BDNF in post-stroke brain is initially reduced (BDNF Val66Met polymorphism limits activity-dependent secretion) but increases 2-3× in peri-infarct cortex at 7-14d as part of endogenous repair activation. MOTS-C at 5mg/kg i.p. (initiated at 24h post-tMCAO, daily for 14d in Sprague-Dawley): peri-infarct cortex BDNF protein +22-28% at day 7; TrkB Tyr816 phosphorylation +1.6-2.0×; pCREB Ser133 +1.4-1.8×; DCX+ neuroblast density in subventricular zone +1.4-1.8×; BrdU+/NeuN+ mature new neurons in peri-infarct cortex at day 14 +12-16% versus vehicle. mNSS (modified neurological severity score) at day 14: 4.2 vs 6.8 vehicle (p<0.01).
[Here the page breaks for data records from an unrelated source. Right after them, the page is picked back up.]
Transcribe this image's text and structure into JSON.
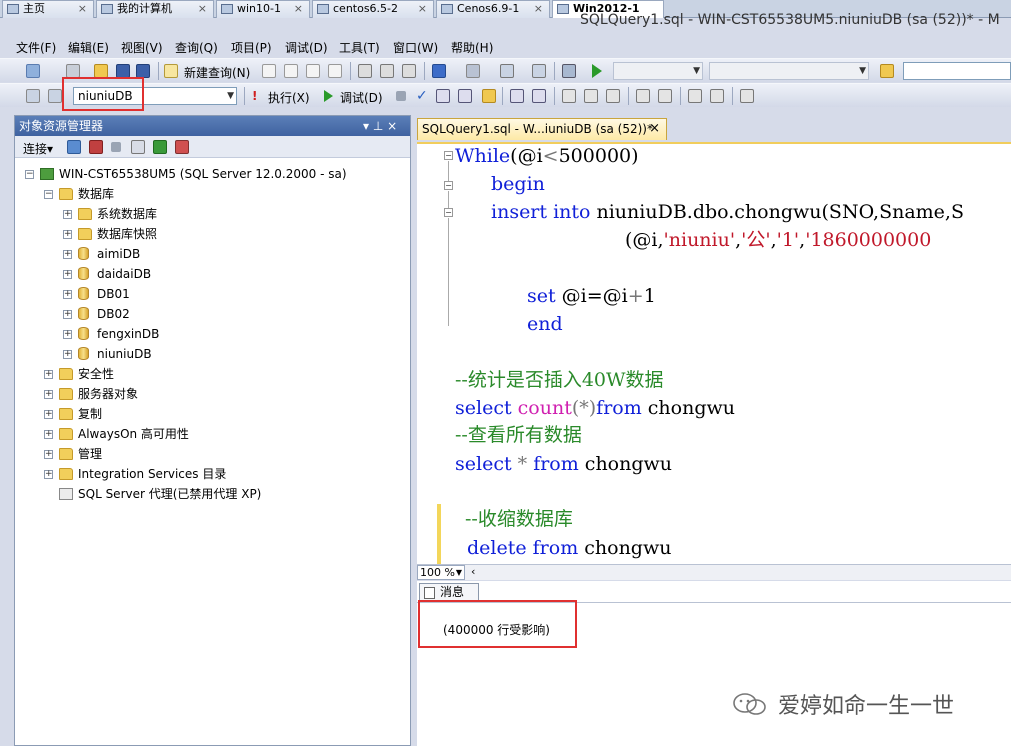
{
  "vm_tabs": [
    {
      "label": "主页",
      "active": false
    },
    {
      "label": "我的计算机",
      "active": false
    },
    {
      "label": "win10-1",
      "active": false
    },
    {
      "label": "centos6.5-2",
      "active": false
    },
    {
      "label": "Cenos6.9-1",
      "active": false
    },
    {
      "label": "Win2012-1",
      "active": true
    }
  ],
  "tab_close": "×",
  "window_title": "SQLQuery1.sql - WIN-CST65538UM5.niuniuDB (sa (52))* - M",
  "menu": [
    "文件(F)",
    "编辑(E)",
    "视图(V)",
    "查询(Q)",
    "项目(P)",
    "调试(D)",
    "工具(T)",
    "窗口(W)",
    "帮助(H)"
  ],
  "toolbar1": {
    "new_query": "新建查询(N)"
  },
  "toolbar2": {
    "database_selected": "niuniuDB",
    "execute": "执行(X)",
    "debug": "调试(D)"
  },
  "object_explorer": {
    "title": "对象资源管理器",
    "pin": "▾ ⊥ ×",
    "connect": "连接▾",
    "tree": [
      {
        "label": "WIN-CST65538UM5 (SQL Server 12.0.2000 - sa)",
        "level": 0,
        "icon": "server-icon",
        "expander": "−"
      },
      {
        "label": "数据库",
        "level": 1,
        "icon": "folder-icon",
        "expander": "−"
      },
      {
        "label": "系统数据库",
        "level": 2,
        "icon": "folder-icon",
        "expander": "+"
      },
      {
        "label": "数据库快照",
        "level": 2,
        "icon": "folder-icon",
        "expander": "+"
      },
      {
        "label": "aimiDB",
        "level": 2,
        "icon": "database-icon",
        "expander": "+"
      },
      {
        "label": "daidaiDB",
        "level": 2,
        "icon": "database-icon",
        "expander": "+"
      },
      {
        "label": "DB01",
        "level": 2,
        "icon": "database-icon",
        "expander": "+"
      },
      {
        "label": "DB02",
        "level": 2,
        "icon": "database-icon",
        "expander": "+"
      },
      {
        "label": "fengxinDB",
        "level": 2,
        "icon": "database-icon",
        "expander": "+"
      },
      {
        "label": "niuniuDB",
        "level": 2,
        "icon": "database-icon",
        "expander": "+"
      },
      {
        "label": "安全性",
        "level": 1,
        "icon": "folder-icon",
        "expander": "+"
      },
      {
        "label": "服务器对象",
        "level": 1,
        "icon": "folder-icon",
        "expander": "+"
      },
      {
        "label": "复制",
        "level": 1,
        "icon": "folder-icon",
        "expander": "+"
      },
      {
        "label": "AlwaysOn 高可用性",
        "level": 1,
        "icon": "folder-icon",
        "expander": "+"
      },
      {
        "label": "管理",
        "level": 1,
        "icon": "folder-icon",
        "expander": "+"
      },
      {
        "label": "Integration Services 目录",
        "level": 1,
        "icon": "folder-icon",
        "expander": "+"
      },
      {
        "label": "SQL Server 代理(已禁用代理 XP)",
        "level": 1,
        "icon": "agent-icon",
        "expander": ""
      }
    ]
  },
  "editor": {
    "tab_label": "SQLQuery1.sql - W...iuniuDB (sa (52))*",
    "tab_close": "×",
    "code": {
      "l1_kw": "While",
      "l1_rest": "(@i",
      "l1_op": "<",
      "l1_end": "500000)",
      "l2": "begin",
      "l3_kw": "insert into",
      "l3_rest": " niuniuDB.dbo.chongwu(SNO,Sname,S",
      "l4_a": "(@i,",
      "l4_s1": "'niuniu'",
      "l4_c1": ",",
      "l4_s2": "'公'",
      "l4_c2": ",",
      "l4_s3": "'1'",
      "l4_c3": ",",
      "l4_s4": "'1860000000",
      "l5_kw": "set",
      "l5_rest": " @i=@i",
      "l5_op": "+",
      "l5_end": "1",
      "l6": "end",
      "c1": "--统计是否插入40W数据",
      "l7_kw": "select",
      "l7_fn": "count",
      "l7_op": "(*)",
      "l7_kw2": "from",
      "l7_rest": " chongwu",
      "c2": "--查看所有数据",
      "l8_kw": "select",
      "l8_op": " * ",
      "l8_kw2": "from",
      "l8_rest": " chongwu",
      "c3": "--收缩数据库",
      "l9_kw": "delete from",
      "l9_rest": " chongwu"
    },
    "zoom": "100 %",
    "results": {
      "tab": "消息",
      "message": "(400000 行受影响)"
    }
  },
  "watermark": "爱婷如命一生一世",
  "colors": {
    "keyword": "#1020d8",
    "string": "#c0182a",
    "comment": "#2a8a2a",
    "function": "#d020b0",
    "highlight": "#e03030"
  }
}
These neuroplasticity-promoting effects of MOTS-C — operating via AMPK→SIRT1→PGC-1α→BDNF upstream axis — extend the MOTS-C neuroprotection from acute ischaemic rescue (0h) to sub-acute recovery (7-14d), spanning the full therapeutic window relevant to post-stroke peptide research.
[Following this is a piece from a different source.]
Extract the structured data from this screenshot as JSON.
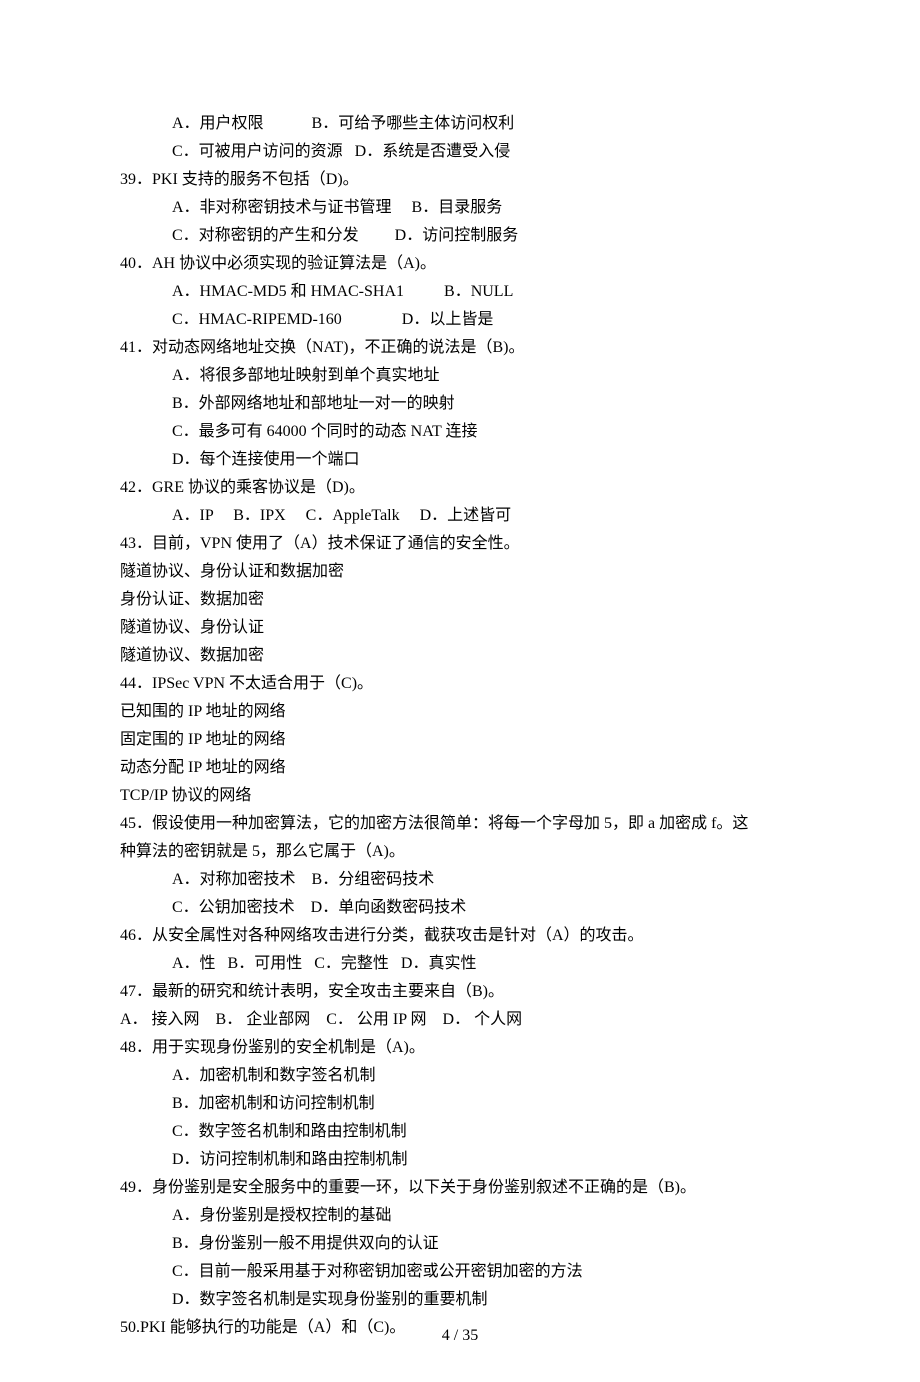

Key Peptides in Stroke Preclinical Research

MOTS-C (16 AA mitochondrial-derived) — OGD/R: LDH −34-42% nNOS −16-22% nitrotyrosine −24-30% RIPK3 −18-24% MLKL pThr357 −16-22% caspase-3 −22-28% ATP 64-72% vs 38-44%; tMCAO: infarct −28-36% (180-220 vs 260-310mm³) neurological 1.8 vs 2.6 Evans Blue −28-34%; recovery 14d: BDNF +22-28% TrkB +1.6-2.0× DCX+ +1.4-1.8× mNSS 4.2 vs 6.8.

BPC-157 (15 AA pentadecapeptide) — tMCAO BBB: MMP-9 −28-36% claudin-5 +18-24% ZO-1 +16-22% Evans Blue −28-34% brain water −0.6% MPO+ −32-38% eNOS +1.4-1.8× FAK Tyr397 +1.4-1.8×; fourth major organ TJ-protection profile (gut 77523, renal AKI 77528, endometriosis vasculature, stroke BBB).
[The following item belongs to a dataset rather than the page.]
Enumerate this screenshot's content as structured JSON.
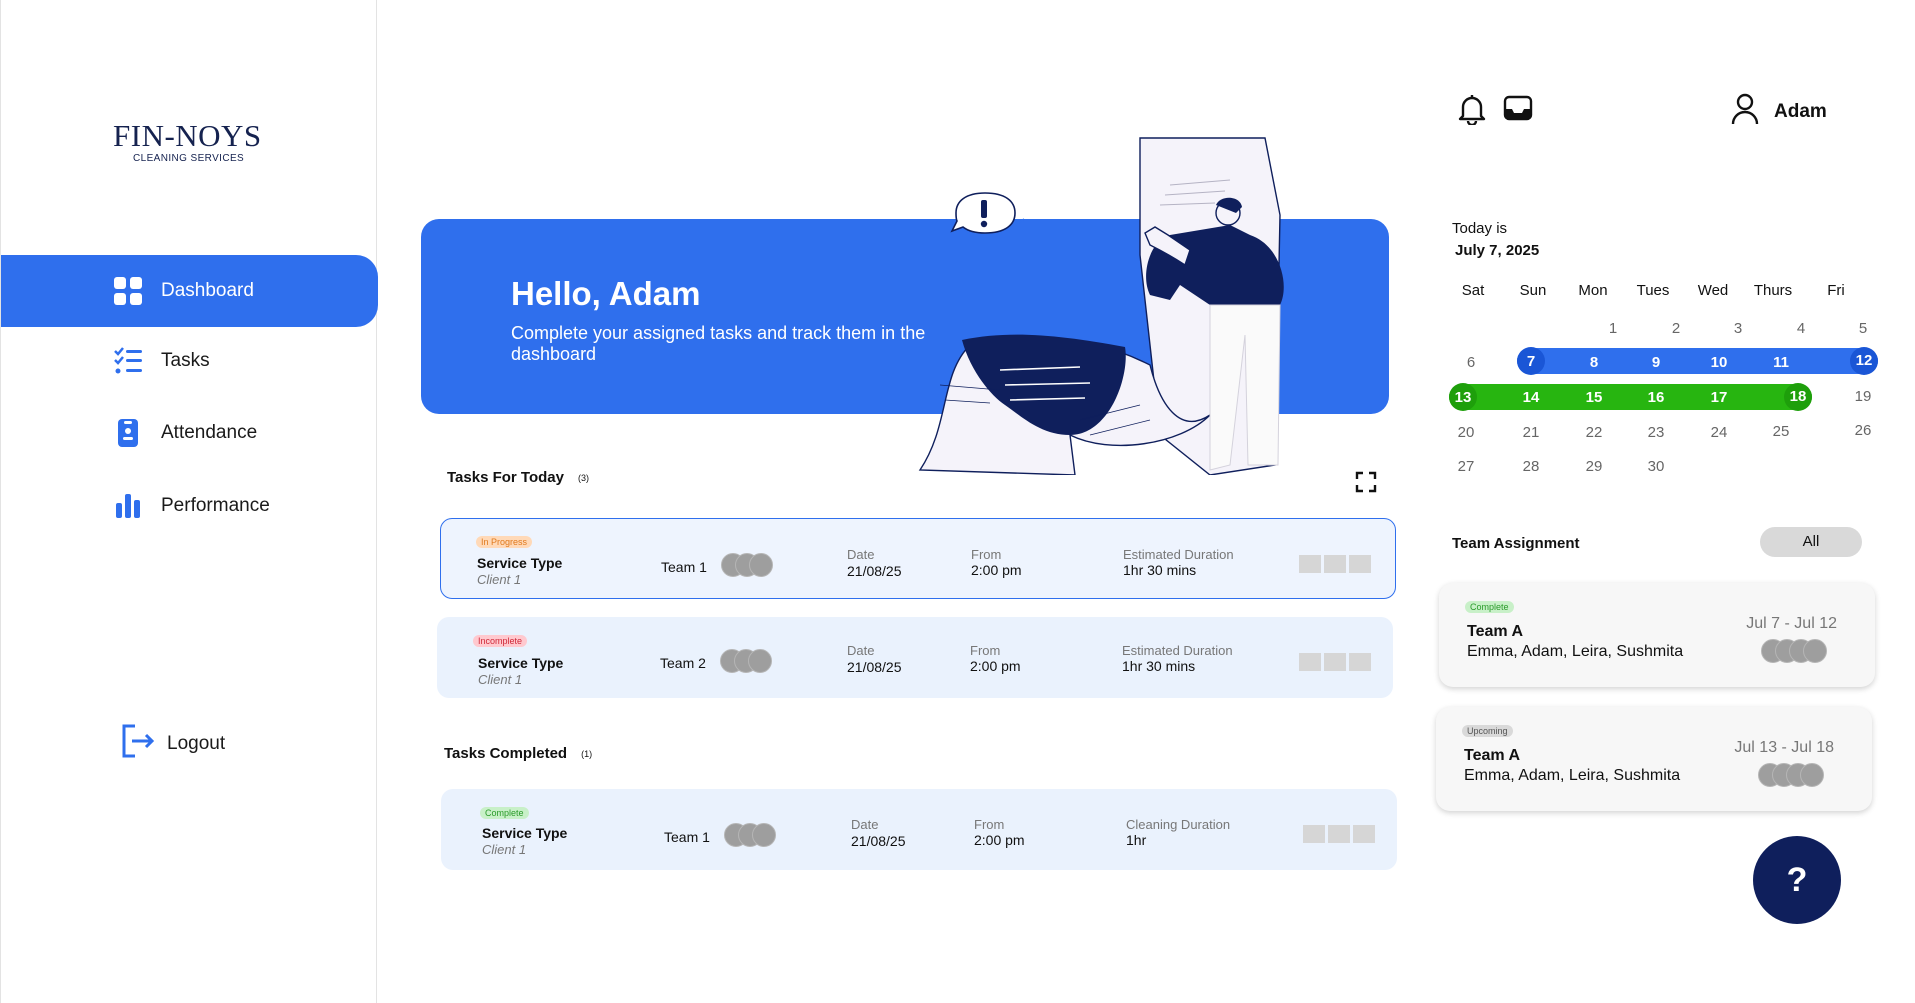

Thymosin Alpha-1 (Tα1, 28 AA) — tMCAO: IL-1β −24-30% IL-6 −18-24% NLRP3 microglial −22-28% neutrophil Ly6G −28-34% infarct −22-28% M1→M2-like +1.8-2.4×; consistent NLRP3 suppression across cardiac (77527), IBD (77523), and stroke contexts.

GHK-Cu (glycyl-L-histidyl-L-lysine:Cu²⁺) — tMCAO: TGF-β1 −18-24% MMP-9 −16-22% GFAP+/vimentin+ gliosis −22-28% SMAD3 nuclear −18-24% astrocyte; anti-gliosis CSPG reduction rationale for axonal regeneration research.

Research Design Considerations for Stroke Peptide Studies

Stroke preclinical research has historically suffered from poor translational success due to inadequate model selection and reporting. STAIR (Stroke Therapy Academic Industry Roundtable) criteria for rigorous stroke preclinical design include: randomisation and allocation concealment; blinded outcome assessment; inclusion of both sexes (male-only studies have repeatedly failed to translate due to sex-specific ischaemic tolerance via oestrogen/progesterone); age-matched animals (most stroke research uses 8-12 week animals, but clinical stroke is predominantly in patients >65 years); comorbidity inclusion (hypertension, diabetes); and reporting of physiological monitoring (CBF by laser Doppler during occlusion, PaCO₂, temperature). tMCAO (filament model, 60-90min) is the most widely used model but produces variable infarct volumes (CV ~30-40%) — researchers should power studies accordingly. Permanent MCA occlusion, photothrombosis, and embolic models each have distinct ischaemia architectures and should be matched to the specific translational question. Outcome endpoints: infarct volume (TTC or cresyl violet at 24-48h; MRI T2/DWI for longitudinal studies), neurological deficit battery (Longa, mNSS, adhesive removal, rotarod), and long-term cognitive assessment (Morris water maze, novel object recognition) for recovery studies.